Criticising her move, Information and Broadcasting Minister Manish Tiwari said that never has it happened that a party with 19 members in the Lok Sabha brought a no confidence motion.

It has to be noted that if the Speaker is of opinion that the no confidence motion is in order, he/she will read it to the House and shall request those members who are in favour to rise in their places. If 50 or more members rise in favour of the motion, the Speaker will declare that leave is granted and that the motion will be tabled. For a no-confidence motion to be tabled in the House, at least 50 MPs need to favour it.

The winter session of parliament begins Nov 22.

BJP welcomes Mamata's move

Earlier in day, BJP leader Balbir Punj on Monday said that his political outfit welcomes West Bengal Chief Minister and Trinamool Congress chief Mamata Banerjee's plan to move a no-confidence motion against the Congress-led UPA Government.

Punj, however, said the BJP was keeping all options open in its endeavor to take the Manmohan Singh Government to task for coming up with reforms hurting the sentiments of the common man of the country.

"We have all options open. We will coordinate with every political party, which is ready to resist the anti-people policies of this government and we will definitely coordinate with Mamata Banerjee and we welcome her initiative," he said.

Stormy parliament session ahead?

With the opposition planning to corner the government on FDI in retail, the UPA's hope that it can pass important bills, especially those related to economic reforms may come to a standstill.

UPA government has identified around 35 bills for the winter session, including some carry-overs from the previous session, reports IANS.

The CPI-M wants a debate and a vote on FDI during the session and has appealed to others in the opposition to join the issue.

The BJP, supported by the trader community, is also opposed to FDI though it did not shy away from toying with the idea during the National Democratic Alliance (NDA) rule in 1998-2004.
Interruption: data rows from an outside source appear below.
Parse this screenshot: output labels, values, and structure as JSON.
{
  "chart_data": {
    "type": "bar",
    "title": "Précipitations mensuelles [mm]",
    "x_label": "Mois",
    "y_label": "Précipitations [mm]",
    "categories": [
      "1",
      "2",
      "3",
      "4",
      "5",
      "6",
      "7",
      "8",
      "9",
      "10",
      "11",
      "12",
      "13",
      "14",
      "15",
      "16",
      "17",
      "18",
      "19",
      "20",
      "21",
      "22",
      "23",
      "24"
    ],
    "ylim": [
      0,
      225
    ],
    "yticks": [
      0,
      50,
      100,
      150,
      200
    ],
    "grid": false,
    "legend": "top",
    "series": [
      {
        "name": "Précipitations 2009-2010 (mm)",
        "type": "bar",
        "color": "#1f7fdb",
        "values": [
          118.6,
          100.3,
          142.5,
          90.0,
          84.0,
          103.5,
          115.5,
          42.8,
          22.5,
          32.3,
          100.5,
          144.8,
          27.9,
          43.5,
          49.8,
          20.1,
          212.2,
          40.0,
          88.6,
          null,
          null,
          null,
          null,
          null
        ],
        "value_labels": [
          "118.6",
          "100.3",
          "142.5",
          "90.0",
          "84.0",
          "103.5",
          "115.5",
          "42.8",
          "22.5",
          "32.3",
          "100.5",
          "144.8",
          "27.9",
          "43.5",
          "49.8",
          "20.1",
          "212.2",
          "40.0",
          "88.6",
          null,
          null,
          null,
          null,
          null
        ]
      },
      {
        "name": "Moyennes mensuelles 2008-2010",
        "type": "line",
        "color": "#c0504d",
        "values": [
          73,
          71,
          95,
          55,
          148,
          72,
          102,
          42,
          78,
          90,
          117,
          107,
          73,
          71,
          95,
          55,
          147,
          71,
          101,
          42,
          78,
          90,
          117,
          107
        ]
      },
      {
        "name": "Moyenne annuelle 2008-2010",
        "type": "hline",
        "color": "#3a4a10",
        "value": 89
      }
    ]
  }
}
Within the UPA, the stand of the DMK is not yet clear on FDI though all allies are together on major issues.

The month-long monsoon session Aug 8-Sep 7 was washed out after the BJP did not allow parliament to function over faulty coal block allocations, demanding Prime Minister Manmohan Singh's resignation.

The government could get only six bills introduced and six passed by either house of parliament in the monsoon session, which lost 13 out of 20 working days to disruptions.

The month-long winter session too will have 20 working days and a heavy agenda.

Keeping that in mind, the prime minister has already met UPA allies. Both the Samajwadi Party (SP) and the Bahujan Samaj Party (BSP) are supporting the UPA from outside. The prime minister has even reached out to the BJP.